Character Analysis
When we meet Brother Tod Clifton, he at first seems like a possible rival for the narrator—he's young, bright, good-looking, and has been working for the Brotherhood for three years. It becomes clear over time, however, that he's far from being the narrator's enemy; he's committed to working for the good of the Brotherhood.
The next time we see Clifton, he's selling Sambo dolls in the street:
Shake him, shake him, you cannot break him For he's Sambo, the dancing, Sambo, the prancing, Sambo, the entrancing, Sambo Boogie Woogie paper doll. And all for twenty-five cents, the quarter part of a dollar… Ladies and gentlemen, he'll bring you joy, step up and meet him, Sambo the– (20.71-5)
What happened? How could a bright young man go from being an active force in social progress to a street vendor who perpetuates black stereotypes? We never learn the answer to this question, although we do get some speculation from the narrator.
Perhaps he realized that he was just a pawn to the Brotherhood. Perhaps he feared that the Brotherhood was just using him to make the Brotherhood look better, not to actually improve race relations in Harlem. Perhaps, tired of the hypocrisy, Clifton preferred to do something explicitly racist rather than continue being part of an organization that only pretends to help the black community.
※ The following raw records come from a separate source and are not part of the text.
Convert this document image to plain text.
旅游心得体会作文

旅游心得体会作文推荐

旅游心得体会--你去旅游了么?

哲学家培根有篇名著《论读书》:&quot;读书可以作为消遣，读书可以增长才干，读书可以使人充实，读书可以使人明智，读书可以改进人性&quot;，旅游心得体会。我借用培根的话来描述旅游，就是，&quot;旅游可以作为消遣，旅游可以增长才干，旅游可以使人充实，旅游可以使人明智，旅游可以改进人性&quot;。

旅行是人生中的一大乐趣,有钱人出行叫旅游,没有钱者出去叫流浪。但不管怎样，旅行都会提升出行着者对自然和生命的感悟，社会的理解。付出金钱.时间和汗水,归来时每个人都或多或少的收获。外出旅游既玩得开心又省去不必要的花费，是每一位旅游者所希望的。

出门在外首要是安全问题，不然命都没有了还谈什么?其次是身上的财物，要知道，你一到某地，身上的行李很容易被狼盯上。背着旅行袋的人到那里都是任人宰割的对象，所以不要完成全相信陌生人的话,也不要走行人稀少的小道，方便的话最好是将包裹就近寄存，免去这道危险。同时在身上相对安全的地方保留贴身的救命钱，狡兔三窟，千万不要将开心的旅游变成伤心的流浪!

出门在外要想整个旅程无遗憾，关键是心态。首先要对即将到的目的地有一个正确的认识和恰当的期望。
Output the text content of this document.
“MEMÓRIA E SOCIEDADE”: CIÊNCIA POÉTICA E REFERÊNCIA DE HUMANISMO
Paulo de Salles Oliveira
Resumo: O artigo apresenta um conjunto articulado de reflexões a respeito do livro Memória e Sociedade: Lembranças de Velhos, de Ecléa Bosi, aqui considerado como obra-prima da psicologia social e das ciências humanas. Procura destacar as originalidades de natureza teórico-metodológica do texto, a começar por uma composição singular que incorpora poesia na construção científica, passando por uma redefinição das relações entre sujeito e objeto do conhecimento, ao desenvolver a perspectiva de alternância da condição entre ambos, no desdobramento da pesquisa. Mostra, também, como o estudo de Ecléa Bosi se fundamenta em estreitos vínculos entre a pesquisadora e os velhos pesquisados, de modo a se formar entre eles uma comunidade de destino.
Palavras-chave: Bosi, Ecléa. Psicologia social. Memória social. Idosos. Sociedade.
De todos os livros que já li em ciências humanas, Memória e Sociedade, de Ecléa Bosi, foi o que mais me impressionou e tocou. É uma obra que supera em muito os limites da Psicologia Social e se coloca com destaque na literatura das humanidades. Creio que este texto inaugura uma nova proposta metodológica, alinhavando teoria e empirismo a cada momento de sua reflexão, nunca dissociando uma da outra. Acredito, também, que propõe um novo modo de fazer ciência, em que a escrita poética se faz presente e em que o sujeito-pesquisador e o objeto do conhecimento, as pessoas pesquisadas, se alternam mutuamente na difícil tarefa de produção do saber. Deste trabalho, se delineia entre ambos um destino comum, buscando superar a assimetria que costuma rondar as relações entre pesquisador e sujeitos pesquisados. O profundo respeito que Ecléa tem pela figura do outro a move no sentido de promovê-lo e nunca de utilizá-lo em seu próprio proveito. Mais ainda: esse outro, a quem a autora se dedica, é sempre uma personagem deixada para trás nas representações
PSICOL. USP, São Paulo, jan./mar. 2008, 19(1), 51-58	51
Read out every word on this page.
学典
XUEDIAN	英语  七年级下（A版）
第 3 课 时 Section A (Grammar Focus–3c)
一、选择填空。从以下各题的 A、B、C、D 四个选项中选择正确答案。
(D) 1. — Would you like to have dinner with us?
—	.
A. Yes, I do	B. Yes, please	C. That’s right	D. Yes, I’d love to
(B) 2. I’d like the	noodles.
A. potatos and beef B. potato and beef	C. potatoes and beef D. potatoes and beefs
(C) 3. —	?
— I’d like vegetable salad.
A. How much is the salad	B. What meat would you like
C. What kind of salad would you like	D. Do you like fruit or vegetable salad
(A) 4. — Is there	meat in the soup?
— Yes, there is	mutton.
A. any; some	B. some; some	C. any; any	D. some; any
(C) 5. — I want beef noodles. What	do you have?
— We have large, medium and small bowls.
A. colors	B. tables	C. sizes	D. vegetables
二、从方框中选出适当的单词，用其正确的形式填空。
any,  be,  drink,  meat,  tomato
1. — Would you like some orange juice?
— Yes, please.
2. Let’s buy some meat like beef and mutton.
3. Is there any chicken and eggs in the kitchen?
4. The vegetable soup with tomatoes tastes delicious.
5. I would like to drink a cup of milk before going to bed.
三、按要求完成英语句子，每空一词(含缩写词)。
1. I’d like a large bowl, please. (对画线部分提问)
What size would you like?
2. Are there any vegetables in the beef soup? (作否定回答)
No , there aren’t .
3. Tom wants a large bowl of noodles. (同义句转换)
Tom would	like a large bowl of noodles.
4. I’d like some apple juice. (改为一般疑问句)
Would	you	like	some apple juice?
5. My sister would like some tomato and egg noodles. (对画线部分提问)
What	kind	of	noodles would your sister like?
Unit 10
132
This is all speculation, however. What we do know about Clifton is that his death triggers a series of events in the relationship between the narrator and the Brotherhood; in one sense, Clifton's death initiates the narrator's epiphanies concerning the limitations of Brotherhood ideology. Chief among these is the Brotherhood's insistence that Clifton's life does not deserve to be celebrated. Where the narrator sees the gunning down of an unarmed man—a friend and loyal colleague no less—the Brotherhood sees a racist street vendor.